Bevor der 33jährige Wjatscheslaw Nikonow auf seinen heutigen Posten wurde, lehrte er als Professor an der Moskauer Staatsuniversität Geschichte und politisches System der USA. Im ZK ist er mit der Aufgabe betraut, die Ergebnisse der Forschungsinstitute der Partei zu koordinieren und deren praktische Umsetzung in den Organen der Partei zu fördern.

taz: Herr Nikonow, spätestens seit dem 27. Parteitag hat der Leninismus als Integrationsideologie der KPdSU seine Bedeutung eingebüßt. Gehört es jetzt zu ihren Aufgaben, ein Alternativkonzept zu entwickeln, das die Rolle des Marxismus -Leninismus ersetzen könnte?

Wjatschewlaw Nikonow: Es geht nicht darum, den Marxismus -Leninismus durch ein anderes Paradigma zu ersetzen. Richtig ist, daß wir in der Vergangenheit die breite Tradition der Sozialismuskonzeptionen ignoriert haben. Auch ein Kautsky oder Bernstein gehören dazu. Aber Antworten auf unsere gegenwärtigen Probleme können wir nur selbst finden. Neben dem M-L soll unsere Politik daher auf der breiten Basis sozialistischer Traditionen und einem von der Vernunft geleiteten Common Sense fußen.

Was heißt das denn im Klartext? Eine Annäherung an sozialdemokratische Positionen?

Natürlich, das kann man ohne weiteres so sagen.

Nun hat sich doch aber gerade auf dem letzten Plenum des ZK gezeigt, daß Vertreter sozialdemokratischer Positionen wieder mit den alten Feindbegriffen „Opportunist“ und „Revisionist“ denunziert wurden?
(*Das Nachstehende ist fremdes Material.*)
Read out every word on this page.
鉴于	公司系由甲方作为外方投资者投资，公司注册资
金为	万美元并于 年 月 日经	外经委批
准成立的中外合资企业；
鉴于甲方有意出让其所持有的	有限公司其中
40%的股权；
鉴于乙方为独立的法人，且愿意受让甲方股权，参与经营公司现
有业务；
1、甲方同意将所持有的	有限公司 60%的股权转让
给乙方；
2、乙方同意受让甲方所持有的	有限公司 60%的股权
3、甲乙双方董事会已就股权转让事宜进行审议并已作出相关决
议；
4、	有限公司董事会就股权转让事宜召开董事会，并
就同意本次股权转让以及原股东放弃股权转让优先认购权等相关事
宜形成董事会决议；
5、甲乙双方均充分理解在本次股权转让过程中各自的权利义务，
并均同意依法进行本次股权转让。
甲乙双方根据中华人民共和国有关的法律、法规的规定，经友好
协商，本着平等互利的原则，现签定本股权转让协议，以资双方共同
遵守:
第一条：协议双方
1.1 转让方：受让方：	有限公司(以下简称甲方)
Es ist nicht einfach, das Bewußtsein „umzugestalten“. Aber die Wurzel des Schismas zwischen Kommunisten und Sozialdemokraten, die Bewertung der „Diktatur des Proletariats“, gehört heute nun wirklich der Vergangenheit an. Wir wollen nicht einfach die westlichen Staaten und ihre Probleme kopieren, aber lernen können wir daraus.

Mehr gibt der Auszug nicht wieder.